ITRI TODAY Summer issue 2025

Discovering Potential in Biomedicine and Sustainability

Besides versatile AI applications, ITRI has been developing innovative solutions in biomedical technology and sustainability that extend substantial industry benefits. Examples are illustrated by ITRI’s winning technologies at the 2025 Edison Awards, including Dual-Phase Hydrogel, NaPoGlass, and Low-Carbon Laser H-Beam Welding.

The Dual-Phase Hydrogel, a gold award winner, represents a significant advancement in biomaterials. This innovative injectable solution gels at body temperature, eliminating the need for invasive surgery. It helps prevent post-surgical complications, such as tissue adhesions, and promotes cell growth and recovery when combined with growth factors or pain relievers. Its effectiveness is particularly notable in treating conditions like lumbar laminectomy, knee osteoarthritis, and bone fractures. Additionally, the hydrogel extends the therapeutic effects of wound-healing factors for up to 30 days, significantly outpacing traditional hyaluronic acid hydrogels, which do not remain effective in the area for as long due to their inability to gel.
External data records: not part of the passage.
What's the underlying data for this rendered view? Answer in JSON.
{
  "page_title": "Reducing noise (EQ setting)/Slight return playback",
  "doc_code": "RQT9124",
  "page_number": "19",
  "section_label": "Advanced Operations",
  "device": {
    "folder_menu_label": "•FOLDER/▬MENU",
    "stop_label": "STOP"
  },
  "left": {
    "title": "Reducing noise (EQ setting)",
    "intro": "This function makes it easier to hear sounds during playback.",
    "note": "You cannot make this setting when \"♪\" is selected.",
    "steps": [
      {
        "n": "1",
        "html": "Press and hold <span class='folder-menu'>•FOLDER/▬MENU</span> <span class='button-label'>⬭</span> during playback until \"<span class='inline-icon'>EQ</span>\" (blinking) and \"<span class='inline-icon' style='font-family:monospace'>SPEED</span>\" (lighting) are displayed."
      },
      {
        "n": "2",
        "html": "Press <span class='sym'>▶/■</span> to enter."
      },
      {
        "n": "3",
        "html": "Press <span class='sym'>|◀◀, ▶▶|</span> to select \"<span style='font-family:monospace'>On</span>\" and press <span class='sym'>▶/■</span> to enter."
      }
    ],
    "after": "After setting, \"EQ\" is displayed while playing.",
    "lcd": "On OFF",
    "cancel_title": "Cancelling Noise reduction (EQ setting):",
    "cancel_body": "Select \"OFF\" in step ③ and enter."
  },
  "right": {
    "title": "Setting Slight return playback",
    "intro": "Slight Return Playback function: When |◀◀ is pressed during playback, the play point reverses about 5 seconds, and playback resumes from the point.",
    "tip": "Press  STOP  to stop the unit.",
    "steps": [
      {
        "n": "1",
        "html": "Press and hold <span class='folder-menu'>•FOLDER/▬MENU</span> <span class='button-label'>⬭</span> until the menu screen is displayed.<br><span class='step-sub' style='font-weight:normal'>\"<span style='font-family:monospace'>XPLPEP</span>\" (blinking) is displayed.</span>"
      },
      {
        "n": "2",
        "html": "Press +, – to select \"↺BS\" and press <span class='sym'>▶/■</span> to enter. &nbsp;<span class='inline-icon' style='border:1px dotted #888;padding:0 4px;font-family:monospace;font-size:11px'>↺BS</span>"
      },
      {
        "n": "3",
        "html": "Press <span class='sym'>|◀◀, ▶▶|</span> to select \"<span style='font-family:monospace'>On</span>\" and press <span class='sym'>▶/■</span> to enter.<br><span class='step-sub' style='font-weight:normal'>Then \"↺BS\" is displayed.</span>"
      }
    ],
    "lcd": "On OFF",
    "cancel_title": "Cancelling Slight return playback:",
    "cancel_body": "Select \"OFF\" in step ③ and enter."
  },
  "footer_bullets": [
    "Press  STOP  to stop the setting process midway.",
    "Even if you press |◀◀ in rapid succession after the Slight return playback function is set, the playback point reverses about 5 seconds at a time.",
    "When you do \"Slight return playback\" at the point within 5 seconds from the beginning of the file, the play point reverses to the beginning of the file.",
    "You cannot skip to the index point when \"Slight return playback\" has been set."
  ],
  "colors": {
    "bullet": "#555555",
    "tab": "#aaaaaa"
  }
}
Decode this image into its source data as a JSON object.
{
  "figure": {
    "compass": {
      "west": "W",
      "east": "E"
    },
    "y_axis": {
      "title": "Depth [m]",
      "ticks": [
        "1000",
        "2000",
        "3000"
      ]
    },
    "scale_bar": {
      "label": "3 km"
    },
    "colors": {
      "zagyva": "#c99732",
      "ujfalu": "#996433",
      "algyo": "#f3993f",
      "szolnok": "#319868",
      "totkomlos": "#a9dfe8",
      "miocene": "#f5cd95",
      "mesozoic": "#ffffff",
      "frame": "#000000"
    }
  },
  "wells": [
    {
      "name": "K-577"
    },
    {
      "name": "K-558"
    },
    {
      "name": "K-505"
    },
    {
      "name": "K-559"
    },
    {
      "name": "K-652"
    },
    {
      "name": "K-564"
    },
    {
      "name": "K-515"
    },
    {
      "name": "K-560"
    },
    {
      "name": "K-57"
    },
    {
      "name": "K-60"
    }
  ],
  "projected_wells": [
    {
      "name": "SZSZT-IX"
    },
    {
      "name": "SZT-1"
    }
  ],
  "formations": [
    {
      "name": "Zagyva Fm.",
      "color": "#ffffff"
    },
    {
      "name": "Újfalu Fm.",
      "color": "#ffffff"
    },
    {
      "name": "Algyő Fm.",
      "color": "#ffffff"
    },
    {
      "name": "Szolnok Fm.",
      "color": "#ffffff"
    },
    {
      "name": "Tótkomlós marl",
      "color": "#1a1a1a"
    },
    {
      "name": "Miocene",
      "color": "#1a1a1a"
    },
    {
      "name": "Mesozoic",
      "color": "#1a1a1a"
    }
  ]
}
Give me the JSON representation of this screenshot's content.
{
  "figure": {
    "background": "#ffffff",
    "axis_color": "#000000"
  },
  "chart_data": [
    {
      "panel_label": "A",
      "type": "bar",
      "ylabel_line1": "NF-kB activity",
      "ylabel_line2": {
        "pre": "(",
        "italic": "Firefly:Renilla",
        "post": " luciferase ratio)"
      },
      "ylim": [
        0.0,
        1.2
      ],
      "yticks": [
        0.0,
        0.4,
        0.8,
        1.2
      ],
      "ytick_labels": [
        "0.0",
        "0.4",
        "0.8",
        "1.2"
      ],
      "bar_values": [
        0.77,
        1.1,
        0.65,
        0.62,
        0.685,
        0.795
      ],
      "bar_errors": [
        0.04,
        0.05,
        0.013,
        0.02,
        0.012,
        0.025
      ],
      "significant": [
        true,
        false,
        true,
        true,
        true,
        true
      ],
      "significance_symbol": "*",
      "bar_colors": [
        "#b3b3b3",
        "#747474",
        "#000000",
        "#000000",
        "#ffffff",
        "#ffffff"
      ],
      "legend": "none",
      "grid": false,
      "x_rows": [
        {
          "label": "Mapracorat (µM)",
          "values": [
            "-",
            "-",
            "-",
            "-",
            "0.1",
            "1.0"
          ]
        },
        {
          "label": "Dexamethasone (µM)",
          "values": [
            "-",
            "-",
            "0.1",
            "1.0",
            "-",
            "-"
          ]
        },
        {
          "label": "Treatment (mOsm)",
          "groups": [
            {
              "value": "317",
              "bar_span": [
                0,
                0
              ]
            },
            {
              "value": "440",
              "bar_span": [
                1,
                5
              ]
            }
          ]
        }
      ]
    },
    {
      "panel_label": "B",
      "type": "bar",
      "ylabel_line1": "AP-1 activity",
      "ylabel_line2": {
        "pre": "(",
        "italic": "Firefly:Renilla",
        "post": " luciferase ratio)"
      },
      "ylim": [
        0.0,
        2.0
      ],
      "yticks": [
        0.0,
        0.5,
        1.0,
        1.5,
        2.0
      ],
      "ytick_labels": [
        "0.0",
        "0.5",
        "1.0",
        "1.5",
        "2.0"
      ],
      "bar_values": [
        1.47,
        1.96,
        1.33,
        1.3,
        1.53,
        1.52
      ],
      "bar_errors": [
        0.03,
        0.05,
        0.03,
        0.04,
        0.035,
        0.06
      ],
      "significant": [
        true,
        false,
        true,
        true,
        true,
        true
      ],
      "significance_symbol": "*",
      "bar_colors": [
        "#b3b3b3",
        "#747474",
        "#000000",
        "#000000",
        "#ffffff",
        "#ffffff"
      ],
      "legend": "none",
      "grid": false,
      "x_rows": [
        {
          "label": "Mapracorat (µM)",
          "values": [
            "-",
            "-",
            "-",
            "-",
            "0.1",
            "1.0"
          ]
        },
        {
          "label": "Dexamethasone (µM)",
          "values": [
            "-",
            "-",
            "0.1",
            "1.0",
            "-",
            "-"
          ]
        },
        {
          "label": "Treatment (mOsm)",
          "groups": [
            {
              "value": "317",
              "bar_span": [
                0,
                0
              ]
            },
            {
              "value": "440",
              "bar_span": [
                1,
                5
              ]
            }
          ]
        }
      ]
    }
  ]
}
Another gold winner, NaPoGlass, is a nanoporous composite made from waste LCD glass that can remove nearly 100% of metal ions from wastewater. Unlike the traditional chemical precipitation process, NaPoGlass filters wastewater without leaving metal sediment that cannot be recycled. The filtered water is clean enough that it requires no further treatment and can be reused or discharged without pollution. The adsorbed ions can then be desorbed and recovered in pure metallic form, ready for refining or reuse. NaPoGlass itself allows for repeated use from 10 to 20 times, and after multiple uses, it can be repurposed into products such as humidity-regulating tiles, deodorizing insoles, and antibacterial keyboards.

ITRI and Taiwan Mask Corporation’s Low-Carbon Laser H-Beam Welding, a silver winner, revolutionizes labor-demanding and carbon-intensive steel H-beam production by achieving full penetration welds with high-power laser. Utilizing digital twins, the technology simulates optimal laser welding parameters based on material conditions and predicts the resulting weld profile and strength. Integrated with intelligent weld-path tracking, precision positioning, welding ambience control, and auto-loading and -unloading, it reduces labor needs, shortens lead times, and eliminates post-treatment. For each metric ton of H-beam produced, it reduces carbon emissions by 88% and increases the production capacity fivefold at lower than two-thirds of the cost.